More than half of the supporters of the Women's March organization have a clear, one-sided, political stance and agenda. If this type of organization is allowed to organize an event for which administrators will excuse students to attend, would a group of far right-wing political ideologies be able to do the same? Both are abhorrent and have no place in school.
Parents should be the ones making the decisions about what events their juvenile children attend. For this reason, and a host of others, theatrical, politically driven stunts should never take place in grade schools. School administrators should not facilitate these events. It is not the forum and that is not their role. In the article, Aftershock of the Gun Control School Walkout, I document several stories of kids who were on the ‘wrong side' of the event, and the effect it had on them.

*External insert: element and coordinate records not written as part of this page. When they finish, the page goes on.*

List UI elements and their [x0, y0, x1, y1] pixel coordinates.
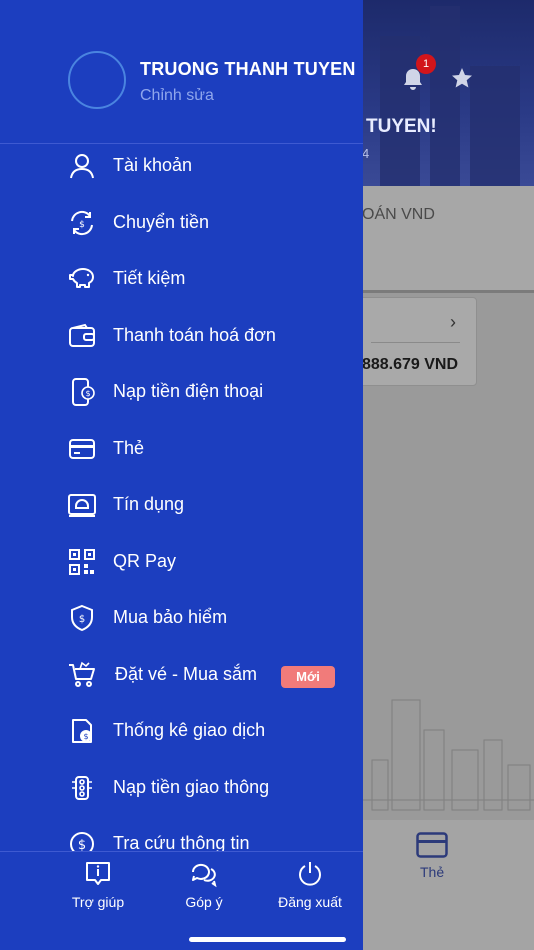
- shield-icon: $: [68, 604, 96, 632]
- new-badge: Mới: [281, 666, 335, 688]
- building-silhouette: [380, 36, 420, 186]
- card-icon[interactable]: [416, 832, 448, 858]
- balance-amount: 888.679 VND: [361, 356, 458, 373]
- menu-item-transaction-statement[interactable]: $ Thống kê giao dịch: [0, 703, 363, 759]
- feedback-label: Góp ý: [185, 894, 223, 910]
- menu-item-label: QR Pay: [113, 551, 177, 571]
- menu-item-card[interactable]: Thẻ: [0, 421, 363, 477]
- info-icon: [84, 860, 112, 888]
- feedback-button[interactable]: Góp ý: [154, 860, 254, 910]
- navigation-drawer: TRUONG THANH TUYEN Chỉnh sửa Tài khoản $…: [0, 0, 363, 950]
- cart-icon: [68, 661, 96, 689]
- menu-item-phone-topup[interactable]: $ Nạp tiền điện thoại: [0, 364, 363, 420]
- city-illustration: [362, 699, 534, 811]
- svg-text:$: $: [85, 389, 90, 398]
- menu-item-insurance[interactable]: $ Mua bảo hiểm: [0, 590, 363, 646]
- traffic-icon: [68, 774, 96, 802]
- drawer-footer: Trợ giúp Góp ý Đăng xuất: [0, 851, 363, 950]
- chevron-right-icon: ›: [450, 312, 456, 332]
- menu-item-label: Mua bảo hiểm: [113, 607, 228, 627]
- notification-badge: 1: [416, 54, 436, 74]
- menu-item-label: Tài khoản: [113, 155, 193, 175]
- user-icon: [68, 152, 96, 180]
- svg-text:$: $: [79, 220, 85, 230]
- account-tab[interactable]: OÁN VND: [362, 206, 435, 224]
- greeting-subtext: 4: [362, 146, 370, 161]
- logout-button[interactable]: Đăng xuất: [260, 860, 360, 910]
- menu-item-savings[interactable]: Tiết kiệm: [0, 251, 363, 307]
- menu-item-label: Đặt vé - Mua sắm: [115, 664, 258, 684]
- piggy-bank-icon: [68, 265, 96, 293]
- phone-topup-icon: $: [68, 378, 96, 406]
- menu-item-label: Nạp tiền giao thông: [113, 777, 270, 797]
- menu-item-label: Thanh toán hoá đơn: [113, 325, 276, 345]
- chat-bubbles-icon: [190, 860, 218, 888]
- menu-item-traffic-topup[interactable]: Nạp tiền giao thông: [0, 760, 363, 816]
- menu-item-label: Chuyển tiền: [113, 212, 210, 232]
- building-silhouette: [470, 66, 520, 186]
- menu-item-label: Thống kê giao dịch: [113, 720, 266, 740]
- menu-item-qr-pay[interactable]: QR Pay: [0, 534, 363, 590]
- card-icon: [68, 435, 96, 463]
- menu-item-transfer[interactable]: $ Chuyển tiền: [0, 195, 363, 251]
- background-bottom-bar: Thẻ: [362, 820, 534, 950]
- svg-text:$: $: [83, 732, 88, 741]
- logout-label: Đăng xuất: [278, 894, 342, 910]
- greeting-text: TUYEN!: [366, 116, 437, 137]
- menu-item-label: Nạp tiền điện thoại: [113, 381, 264, 401]
- profile-name: TRUONG THANH TUYEN: [140, 59, 356, 79]
- help-button[interactable]: Trợ giúp: [48, 860, 148, 910]
- bottom-tab-label: Thẻ: [420, 864, 445, 880]
- menu-item-account[interactable]: Tài khoản: [0, 138, 363, 194]
- credit-icon: [68, 491, 96, 519]
- building-silhouette: [430, 6, 460, 186]
- statement-icon: $: [68, 717, 96, 745]
- help-label: Trợ giúp: [71, 894, 125, 910]
- star-icon[interactable]: [450, 66, 474, 90]
- svg-text:$: $: [79, 614, 85, 625]
- menu-item-label: Tiết kiệm: [113, 268, 186, 288]
- menu-item-label: Tín dụng: [113, 494, 185, 514]
- menu-item-booking-shopping[interactable]: Đặt vé - Mua sắm Mới: [0, 647, 363, 703]
- power-icon: [296, 860, 324, 888]
- menu-item-bill-payment[interactable]: Thanh toán hoá đơn: [0, 308, 363, 364]
- edit-profile-link[interactable]: Chỉnh sửa: [140, 87, 214, 105]
- menu-item-label: Thẻ: [113, 438, 145, 458]
- avatar[interactable]: [68, 51, 126, 109]
- home-indicator[interactable]: [189, 937, 346, 942]
- profile-header: TRUONG THANH TUYEN Chỉnh sửa: [0, 0, 363, 144]
- transfer-icon: $: [68, 209, 96, 237]
- tab-indicator: [362, 290, 534, 293]
- menu-item-credit[interactable]: Tín dụng: [0, 477, 363, 533]
- qr-icon: [68, 548, 96, 576]
- card-divider: [371, 342, 460, 343]
- wallet-icon: [68, 322, 96, 350]
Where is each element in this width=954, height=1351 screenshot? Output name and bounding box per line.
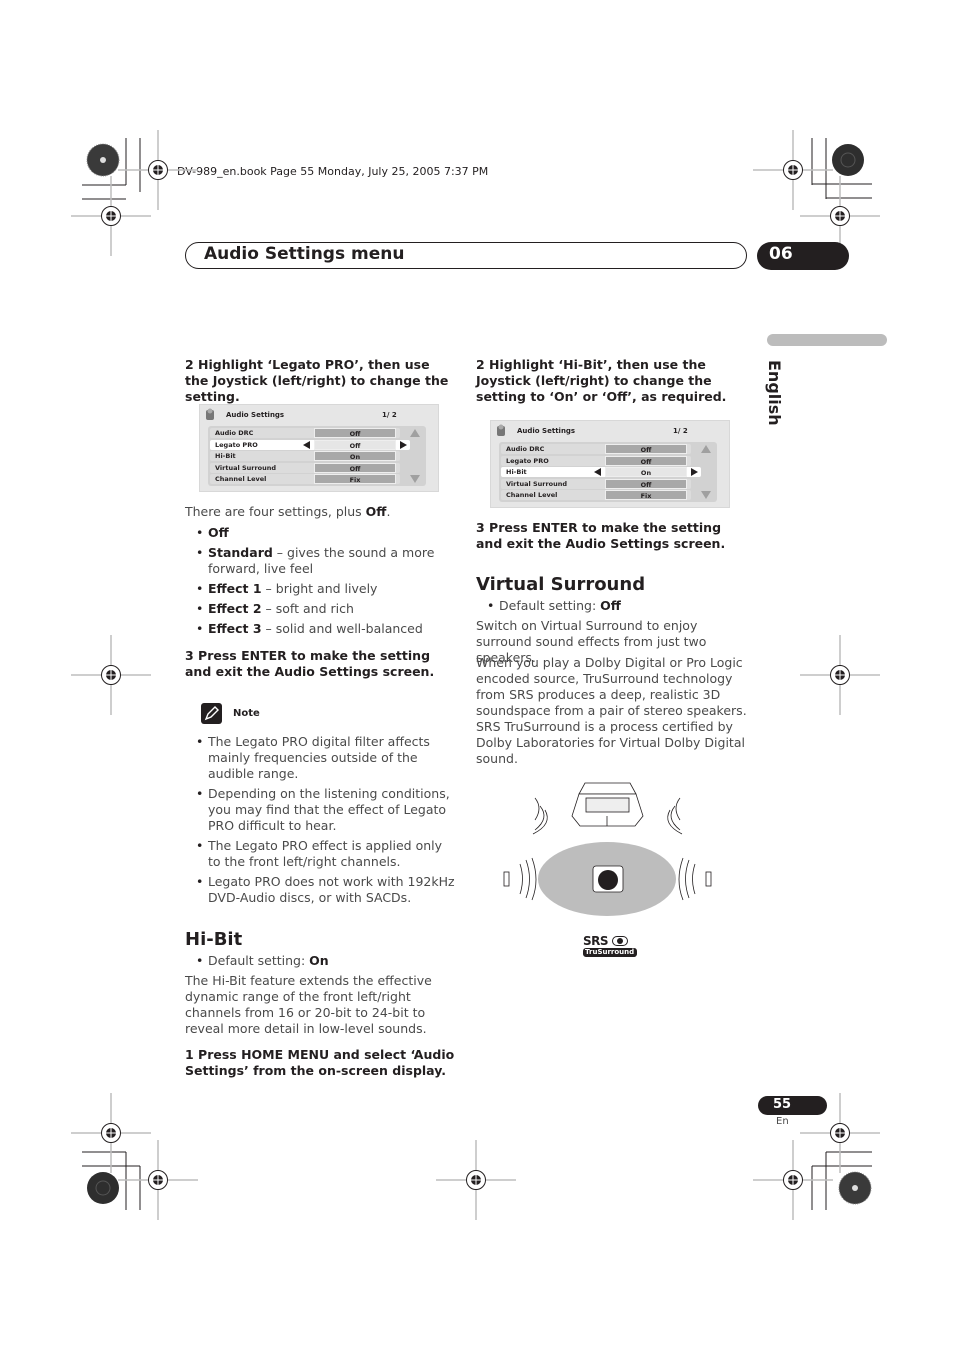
- osd-row[interactable]: Channel Level Fix: [210, 474, 400, 484]
- setting-item: Standard – gives the sound a more forwar…: [185, 545, 450, 577]
- note-item: Depending on the listening conditions, y…: [185, 786, 457, 834]
- virtual-surround-illustration: [503, 782, 712, 916]
- listener-icon: [592, 865, 624, 893]
- audio-settings-icon: [206, 408, 214, 420]
- hibit-step-1: 1 Press HOME MENU and select ‘Audio Sett…: [185, 1047, 455, 1078]
- osd-title: Audio Settings: [517, 427, 576, 435]
- arrow-left-icon: [303, 440, 310, 449]
- left-step-3: 3 Press ENTER to make the setting and ex…: [185, 648, 435, 679]
- note-item: The Legato PRO effect is applied only to…: [185, 838, 457, 870]
- page-number-badge: [758, 1096, 827, 1115]
- osd-panel: Audio DRC Off Legato PRO Off Hi-Bit On Virt…: [499, 442, 717, 502]
- osd-row-selected[interactable]: Legato PRO Off: [210, 439, 410, 450]
- tv-icon: [571, 782, 644, 827]
- arrow-left-icon: [594, 468, 601, 476]
- osd-row-selected[interactable]: Hi-Bit On: [501, 467, 701, 477]
- arrow-right-icon: [400, 440, 407, 449]
- vs-para-2: When you play a Dolby Digital or Pro Log…: [476, 655, 747, 766]
- osd-row[interactable]: Legato PRO Off: [501, 455, 691, 466]
- osd-row[interactable]: Audio DRC Off: [210, 428, 400, 438]
- osd-hibit: Audio Settings 1/ 2 Audio DRC Off Legato …: [490, 420, 730, 508]
- osd-legato: Audio Settings 1/ 2 Audio DRC Off Legato …: [199, 404, 439, 492]
- language-tab-label: English: [765, 360, 784, 426]
- right-step-2: 2 Highlight ‘Hi-Bit’, then use the Joyst…: [476, 357, 727, 404]
- osd-row[interactable]: Hi-Bit On: [210, 451, 400, 461]
- osd-row[interactable]: Audio DRC Off: [501, 444, 691, 454]
- note-label: Note: [233, 708, 260, 719]
- scroll-down-icon[interactable]: [701, 491, 711, 499]
- osd-row[interactable]: Virtual Surround Off: [210, 462, 400, 473]
- scroll-up-icon[interactable]: [410, 429, 420, 437]
- audio-settings-icon: [497, 424, 505, 436]
- hibit-default: Default setting: On: [185, 953, 457, 973]
- note-item: The Legato PRO digital filter affects ma…: [185, 734, 457, 782]
- note-pencil-icon: [201, 703, 222, 724]
- osd-title: Audio Settings: [226, 411, 285, 419]
- settings-list: Off Standard – gives the sound a more fo…: [185, 525, 450, 641]
- section-title: Audio Settings menu: [204, 244, 405, 264]
- setting-item: Effect 1 – bright and lively: [185, 581, 450, 597]
- hibit-body: The Hi-Bit feature extends the effective…: [185, 973, 432, 1036]
- print-header: DV-989_en.book Page 55 Monday, July 25, …: [177, 165, 489, 178]
- page-number: 55: [773, 1097, 792, 1112]
- notes-list: The Legato PRO digital filter affects ma…: [185, 734, 457, 910]
- chapter-number: 06: [769, 244, 793, 264]
- hibit-heading: Hi-Bit: [185, 929, 243, 950]
- arrow-right-icon: [691, 468, 698, 476]
- osd-panel: Audio DRC Off Legato PRO Off Hi-Bit On Virt…: [208, 426, 426, 486]
- vs-default: Default setting: Off: [476, 598, 748, 618]
- setting-item: Effect 3 – solid and well-balanced: [185, 621, 450, 637]
- virtual-surround-heading: Virtual Surround: [476, 574, 646, 595]
- scroll-down-icon[interactable]: [410, 475, 420, 483]
- setting-item: Off: [185, 525, 450, 541]
- page-language: En: [776, 1116, 789, 1127]
- left-step-2: 2 Highlight ‘Legato PRO’, then use the J…: [185, 357, 449, 404]
- osd-row[interactable]: Virtual Surround Off: [501, 478, 691, 489]
- osd-row[interactable]: Channel Level Fix: [501, 490, 691, 500]
- settings-intro: There are four settings, plus Off.: [185, 504, 391, 519]
- language-tab-bar: [767, 334, 887, 346]
- scroll-up-icon[interactable]: [701, 445, 711, 453]
- setting-item: Effect 2 – soft and rich: [185, 601, 450, 617]
- osd-page: 1/ 2: [673, 427, 688, 435]
- osd-page: 1/ 2: [382, 411, 397, 419]
- srs-trusurround-logo: SRS TruSurround: [583, 935, 638, 957]
- right-step-3: 3 Press ENTER to make the setting and ex…: [476, 520, 726, 551]
- note-item: Legato PRO does not work with 192kHz DVD…: [185, 874, 457, 906]
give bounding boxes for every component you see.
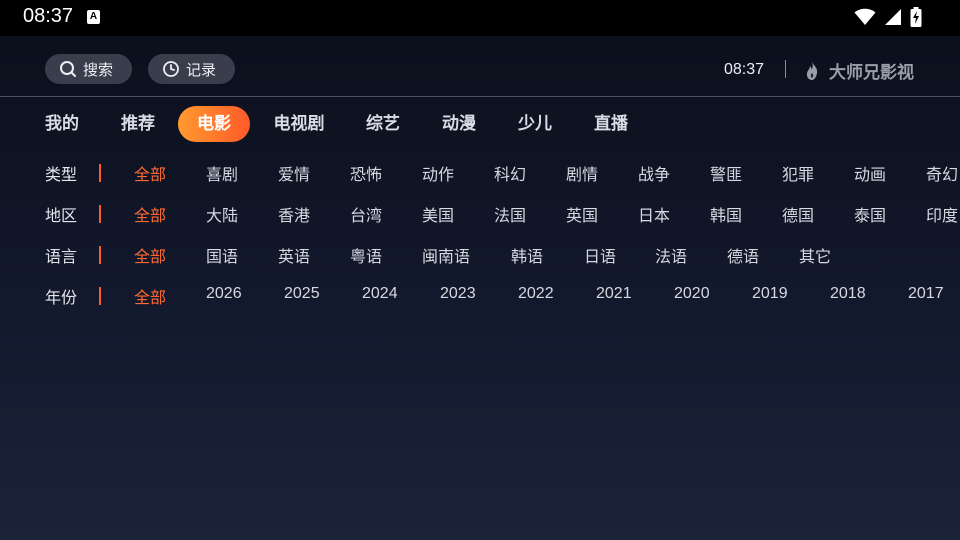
clock-icon: [163, 61, 179, 77]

I also document instances where kids were taken out of class to participate in the march, without the parents' consent, even after being told that their child's school would not participate in the event. I caution parents who don't think this is a big deal because this happens to be a cause they can get behind.
I for one will be at my city's next school board meeting, asking if administrators knew about the political agenda of the group organizing the march. And if so, do they agree with the organization's core principles. And finally where they get off circumventing parents rights to choose what types of events grade school students attend.
This march should have been about a desist of the political manipulations, a focus on passing gun laws that protect children, solutions to make schools safer, and holding accountable the FBI and police officers who failed to protect the 17 lives that were recently lost. Does anyone else see that the rally was a political stunt, where kids were manipulated by adults like political props?
No doubt, there are kids who truly think gun control will make them safer and there are kids who disagree with the stance. The commonality between the two groups is that those opinions likely were influenced by what they hear from adults. Because kids are so easily influenced, lessons on monumental and sensitive topics like these should be the parents' jurisdiction, not that of Women's March.